From Valparaiso, we sailed to Puerto Montt. This took us into the inner bays off the Cordillera de la Costa, leaving the offshore peninsulas and islands behind us. The Calbuco volcano with its snow cap could be seen from afar.
From there we went to Castro on the island of Chiloé. Here the vegetation was visibly spoiled by water. A landscape in varied shades of green.
In Tortel it was already getting much cooler. You had to dress warmly for boat trips.
One highlight was the crossing of the Angostura Inglesa, the English Narrows, through which only small ships can sail.
The visit to the Glaciar Pío XI, or Brüggen Glacier, which was named after Pope Pius XI, was also a highlight, although the bad weather prevented us from taking photos.
The weather improved as we turned into the Strait of Magellan. I therefore ventured ashore in Punta Arenas and took the opportunity to do a little shopping.
From there we headed for the Seno Agostini (fjord and glacier).
Then we arrived at Garibaldi Fjord in the Alberto de Agostini National Park in Tierra del Fuego.
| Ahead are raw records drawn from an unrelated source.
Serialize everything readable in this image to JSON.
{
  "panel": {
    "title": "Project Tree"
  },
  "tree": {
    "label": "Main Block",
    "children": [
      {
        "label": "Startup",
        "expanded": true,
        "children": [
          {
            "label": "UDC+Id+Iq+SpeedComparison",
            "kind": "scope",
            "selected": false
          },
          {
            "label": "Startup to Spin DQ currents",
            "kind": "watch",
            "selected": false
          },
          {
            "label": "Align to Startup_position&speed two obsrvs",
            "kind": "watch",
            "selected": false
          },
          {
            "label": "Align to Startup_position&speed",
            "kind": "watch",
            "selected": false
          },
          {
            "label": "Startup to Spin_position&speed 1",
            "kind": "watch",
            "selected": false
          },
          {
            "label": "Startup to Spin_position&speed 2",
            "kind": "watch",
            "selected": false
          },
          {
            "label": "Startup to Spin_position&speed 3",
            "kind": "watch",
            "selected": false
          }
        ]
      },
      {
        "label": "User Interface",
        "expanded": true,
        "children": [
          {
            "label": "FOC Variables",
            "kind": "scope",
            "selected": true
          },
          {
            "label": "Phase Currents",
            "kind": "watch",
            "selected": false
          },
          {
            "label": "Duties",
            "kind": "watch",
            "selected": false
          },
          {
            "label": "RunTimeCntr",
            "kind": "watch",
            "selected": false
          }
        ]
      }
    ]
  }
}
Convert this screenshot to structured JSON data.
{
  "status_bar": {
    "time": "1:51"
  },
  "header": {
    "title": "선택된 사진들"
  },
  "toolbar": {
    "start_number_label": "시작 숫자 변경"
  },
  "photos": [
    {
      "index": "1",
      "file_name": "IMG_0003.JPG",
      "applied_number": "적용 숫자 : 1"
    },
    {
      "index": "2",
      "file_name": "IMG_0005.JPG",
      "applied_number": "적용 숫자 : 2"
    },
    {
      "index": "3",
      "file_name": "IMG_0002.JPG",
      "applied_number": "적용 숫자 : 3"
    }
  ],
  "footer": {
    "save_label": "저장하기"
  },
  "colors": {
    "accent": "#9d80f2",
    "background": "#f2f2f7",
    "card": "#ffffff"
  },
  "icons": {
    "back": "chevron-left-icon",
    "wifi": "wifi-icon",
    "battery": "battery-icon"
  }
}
We reached the southernmost point of this cruise on December 5 at Cape Horn. The weather there was fantastic by local standards, with 3 degrees, good visibility, winds of up to 120 km/h and the occasional rain, hail or snow (four seasons an hour). An impressive highlight of this trip!
From there we sailed into the calmer waters of the Beagle Channel and made a short stop off Puerto Williams, the southernmost human settlement. The village is home to around 2800 inhabitants and is part of Chilean Tierra del Fuego.
We reached the destination of this cruise in Ushuaia on the evening of December 5, but were unable to enter the port because a smaller ship that occupied our dock was unable to leave due to the storm. We therefore spent the night in the roadstead and only docked in the morning. Of course, I didn’t miss out on the day in Ushuaia and enjoyed going ashore while the ship was again busy with the big changeover of guests and crew.